I received this book free from Netgalley in exchange for an honest review. This does not affect my opinion of the book or the content of my review.The Philosopher and the Wolf: Lessons in Love, Death, and Happiness by Mark Rowlands
Published by Pegasus Books on June 14, 2011
Genres: Memoir, Non-Fiction, Philosophy
This fascinating book charts the relationship between Mark Rowlands, a rootless philosopher, and Brenin, his well-traveled wolf. After acquiring Brenin as a cub, it quickly became apparent that Breinin was never to be left alone, as the consequences to Mark's house and its contents were dire. As a result, Brenin and Mark went everywhere together-from classroom lecture to Ireland, England, and France. More than just an exotic pet, Brenin exerted an immense influence on Rowlands as both a person, and, strangely enough, as a philosopher, leading him to re-evaluate his attitude to love, happiness, nature and death. By turns funny (what do you do when your wolf eats your air-conditioning unit?) and poignant, this life-affirming book will make you reappraise what it means to be human.
This book is part memoir, part story of the 11 years spent with his wolf named Brenin and the impression that he made on his life, and part philosophical interpretation of what it means to be human. I can’t claim to be a true lover of Philosophy; however, this book and the author’s writing style kept me engaged. The novels main emphasis tends to focus on the differences between men and wolves from a philosophical stand point. Not only his personal philosophical views but also various different philosophers’ and how their opinions and views apply to certain situations.
The book does not consistently tell the story of his life with Brenin, rather there are bits and pieces interspersed throughout the book with philosophical concepts in between. I would have liked to see more time spent on the connection between him and Brenin because their relationship was pretty amazing.

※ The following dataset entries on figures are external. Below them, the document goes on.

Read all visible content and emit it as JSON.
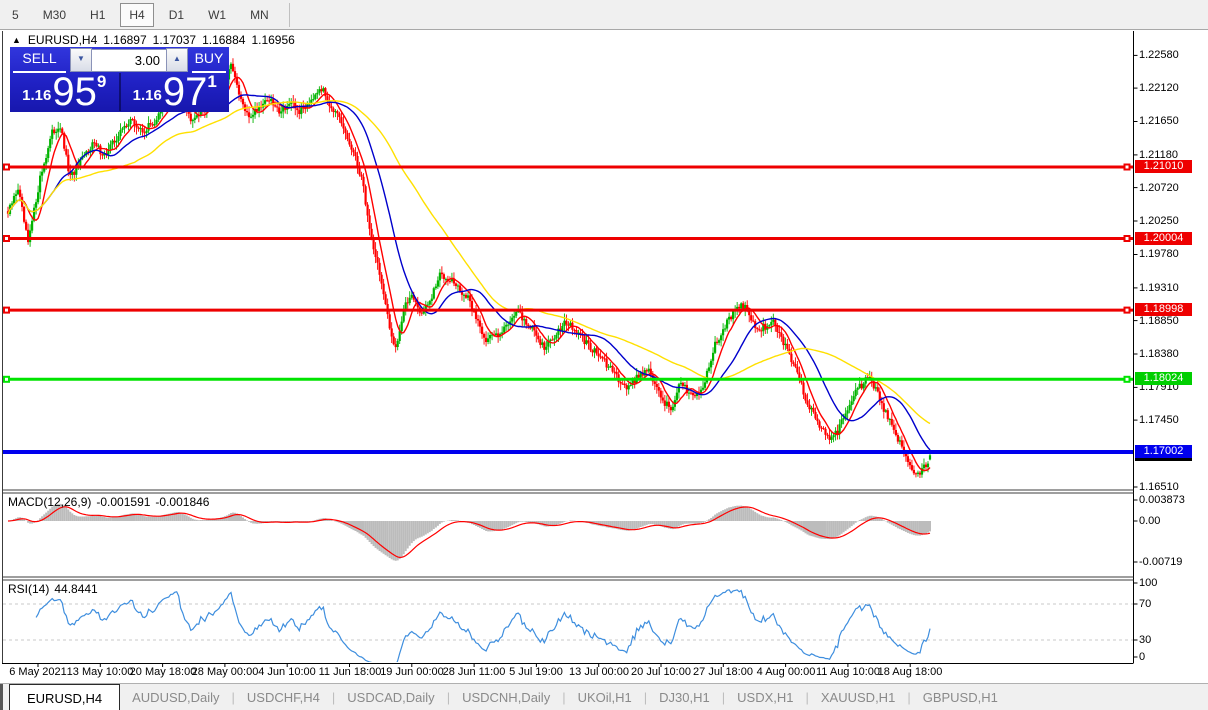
{
  "toolbar": {
    "timeframes": [
      {
        "label": "5",
        "active": false
      },
      {
        "label": "M30",
        "active": false
      },
      {
        "label": "H1",
        "active": false
      },
      {
        "label": "H4",
        "active": true
      },
      {
        "label": "D1",
        "active": false
      },
      {
        "label": "W1",
        "active": false
      },
      {
        "label": "MN",
        "active": false
      }
    ]
  },
  "chart_header": {
    "collapse_icon": "▲",
    "symbol_period": "EURUSD,H4",
    "open": "1.16897",
    "high": "1.17037",
    "low": "1.16884",
    "close": "1.16956"
  },
  "one_click": {
    "sell_label": "SELL",
    "buy_label": "BUY",
    "volume": "3.00",
    "volume_down_icon": "▼",
    "volume_up_icon": "▲",
    "sell_price_prefix": "1.16",
    "sell_price_big": "95",
    "sell_price_sup": "9",
    "buy_price_prefix": "1.16",
    "buy_price_big": "97",
    "buy_price_sup": "1"
  },
  "price_axis": {
    "ticks": [
      "1.22580",
      "1.22120",
      "1.21650",
      "1.21180",
      "1.20720",
      "1.20250",
      "1.19780",
      "1.19310",
      "1.18850",
      "1.18380",
      "1.17910",
      "1.17450",
      "1.16510"
    ],
    "line_labels": [
      {
        "text": "1.21010",
        "color": "#ee0000"
      },
      {
        "text": "1.20004",
        "color": "#ee0000"
      },
      {
        "text": "1.18998",
        "color": "#ee0000"
      },
      {
        "text": "1.18024",
        "color": "#00cf00"
      },
      {
        "text": "1.17002",
        "color": "#0000ee"
      }
    ],
    "bid_label": {
      "text": "1.16956",
      "color": "#000000"
    }
  },
  "macd_panel": {
    "label": "MACD(12,26,9)",
    "main_value": "-0.001591",
    "signal_value": "-0.001846",
    "axis_ticks": [
      "0.003873",
      "0.00",
      "-0.00719"
    ]
  },
  "rsi_panel": {
    "label": "RSI(14)",
    "value": "44.8441",
    "axis_ticks": [
      "100",
      "70",
      "30",
      "0"
    ]
  },
  "time_axis": {
    "labels": [
      "6 May 2021",
      "13 May 10:00",
      "20 May 18:00",
      "28 May 00:00",
      "4 Jun 10:00",
      "11 Jun 18:00",
      "19 Jun 00:00",
      "28 Jun 11:00",
      "5 Jul 19:00",
      "13 Jul 00:00",
      "20 Jul 10:00",
      "27 Jul 18:00",
      "4 Aug 00:00",
      "11 Aug 10:00",
      "18 Aug 18:00"
    ]
  },
  "tabbar": {
    "separator": "|",
    "tabs": [
      {
        "label": "EURUSD,H4",
        "active": true
      },
      {
        "label": "AUDUSD,Daily",
        "active": false
      },
      {
        "label": "USDCHF,H4",
        "active": false
      },
      {
        "label": "USDCAD,Daily",
        "active": false
      },
      {
        "label": "USDCNH,Daily",
        "active": false
      },
      {
        "label": "UKOil,H1",
        "active": false
      },
      {
        "label": "DJ30,H1",
        "active": false
      },
      {
        "label": "USDX,H1",
        "active": false
      },
      {
        "label": "XAUUSD,H1",
        "active": false
      },
      {
        "label": "GBPUSD,H1",
        "active": false
      }
    ]
  },
  "chart_data": {
    "type": "candlestick",
    "symbol": "EURUSD",
    "timeframe": "H4",
    "title": "EURUSD,H4 1.16897 1.17037 1.16884 1.16956",
    "last_candle": {
      "open": 1.16897,
      "high": 1.17037,
      "low": 1.16884,
      "close": 1.16956
    },
    "visible_price_range": [
      1.164,
      1.2262
    ],
    "grid": false,
    "colors": {
      "bull": "#00b300",
      "bear": "#ff0000",
      "background": "#ffffff",
      "foreground": "#000000"
    },
    "horizontal_lines": [
      {
        "price": 1.2101,
        "color": "#ee0000",
        "width": 3,
        "anchors": true
      },
      {
        "price": 1.20004,
        "color": "#ee0000",
        "width": 3,
        "anchors": true
      },
      {
        "price": 1.18998,
        "color": "#ee0000",
        "width": 3,
        "anchors": true
      },
      {
        "price": 1.18024,
        "color": "#00e400",
        "width": 3,
        "anchors": true
      },
      {
        "price": 1.17002,
        "color": "#0000ee",
        "width": 4,
        "anchors": false
      }
    ],
    "bid_price": 1.16956,
    "moving_averages": [
      {
        "period": 8,
        "color": "#ff0000"
      },
      {
        "period": 24,
        "color": "#0000cc"
      },
      {
        "period": 64,
        "color": "#ffe000"
      }
    ],
    "macd": {
      "fast": 12,
      "slow": 26,
      "signal": 9,
      "main_color": "#bcbcbc",
      "signal_color": "#ff0000",
      "axis_max": 0.003873,
      "axis_min": -0.007195,
      "last_main": -0.001591,
      "last_signal": -0.001846
    },
    "rsi": {
      "period": 14,
      "color": "#3e8ede",
      "levels": [
        70,
        30
      ],
      "last_value": 44.8441
    },
    "price_path_anchors": [
      [
        8,
        1.2035
      ],
      [
        18,
        1.2072
      ],
      [
        28,
        1.1992
      ],
      [
        40,
        1.2085
      ],
      [
        52,
        1.2148
      ],
      [
        60,
        1.216
      ],
      [
        70,
        1.2085
      ],
      [
        82,
        1.211
      ],
      [
        92,
        1.2135
      ],
      [
        105,
        1.2118
      ],
      [
        118,
        1.2145
      ],
      [
        130,
        1.2168
      ],
      [
        142,
        1.215
      ],
      [
        155,
        1.2165
      ],
      [
        168,
        1.2195
      ],
      [
        178,
        1.221
      ],
      [
        190,
        1.217
      ],
      [
        202,
        1.218
      ],
      [
        215,
        1.2195
      ],
      [
        225,
        1.2215
      ],
      [
        232,
        1.2248
      ],
      [
        238,
        1.2205
      ],
      [
        248,
        1.217
      ],
      [
        258,
        1.2185
      ],
      [
        268,
        1.2198
      ],
      [
        278,
        1.218
      ],
      [
        290,
        1.219
      ],
      [
        300,
        1.2178
      ],
      [
        310,
        1.2195
      ],
      [
        320,
        1.2215
      ],
      [
        330,
        1.219
      ],
      [
        340,
        1.2165
      ],
      [
        352,
        1.2125
      ],
      [
        362,
        1.2085
      ],
      [
        370,
        1.201
      ],
      [
        380,
        1.195
      ],
      [
        390,
        1.187
      ],
      [
        396,
        1.1848
      ],
      [
        404,
        1.19
      ],
      [
        412,
        1.1925
      ],
      [
        420,
        1.1895
      ],
      [
        430,
        1.191
      ],
      [
        440,
        1.195
      ],
      [
        450,
        1.1945
      ],
      [
        458,
        1.193
      ],
      [
        468,
        1.1915
      ],
      [
        476,
        1.189
      ],
      [
        486,
        1.1858
      ],
      [
        495,
        1.1865
      ],
      [
        505,
        1.1875
      ],
      [
        515,
        1.1898
      ],
      [
        525,
        1.1885
      ],
      [
        535,
        1.1868
      ],
      [
        545,
        1.1845
      ],
      [
        555,
        1.1865
      ],
      [
        565,
        1.1885
      ],
      [
        575,
        1.187
      ],
      [
        585,
        1.1855
      ],
      [
        598,
        1.1838
      ],
      [
        608,
        1.182
      ],
      [
        618,
        1.1805
      ],
      [
        628,
        1.179
      ],
      [
        638,
        1.1808
      ],
      [
        648,
        1.1818
      ],
      [
        656,
        1.179
      ],
      [
        664,
        1.177
      ],
      [
        672,
        1.1762
      ],
      [
        680,
        1.1795
      ],
      [
        690,
        1.1785
      ],
      [
        700,
        1.1782
      ],
      [
        708,
        1.1815
      ],
      [
        716,
        1.1855
      ],
      [
        726,
        1.188
      ],
      [
        736,
        1.1898
      ],
      [
        743,
        1.1907
      ],
      [
        750,
        1.189
      ],
      [
        758,
        1.187
      ],
      [
        766,
        1.1878
      ],
      [
        774,
        1.1882
      ],
      [
        782,
        1.1858
      ],
      [
        790,
        1.1835
      ],
      [
        798,
        1.181
      ],
      [
        806,
        1.1775
      ],
      [
        814,
        1.175
      ],
      [
        822,
        1.1735
      ],
      [
        830,
        1.1718
      ],
      [
        838,
        1.173
      ],
      [
        846,
        1.1758
      ],
      [
        854,
        1.178
      ],
      [
        862,
        1.1795
      ],
      [
        868,
        1.1803
      ],
      [
        876,
        1.179
      ],
      [
        884,
        1.176
      ],
      [
        892,
        1.1735
      ],
      [
        900,
        1.1712
      ],
      [
        908,
        1.169
      ],
      [
        915,
        1.1666
      ],
      [
        921,
        1.1675
      ],
      [
        927,
        1.1685
      ],
      [
        930,
        1.16956
      ]
    ]
  }
}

“But when I remember Brenin, I remember also that what is most important is the you that remains when your calculations fail – when the schemes you have schemed shudder to a halt, and the lies you have lied stick in your throat. In the end, it’s all luck – all of it – and the gods can take away your luck as quickly as they confer it. What is most important is the person you are when your luck runs out.”
The novel was very intellectually stimulating; I just wish I had more knowledge of philosophy in order for me to be able to truly appreciate it. Insightful, nonetheless, and I did enjoy the experience.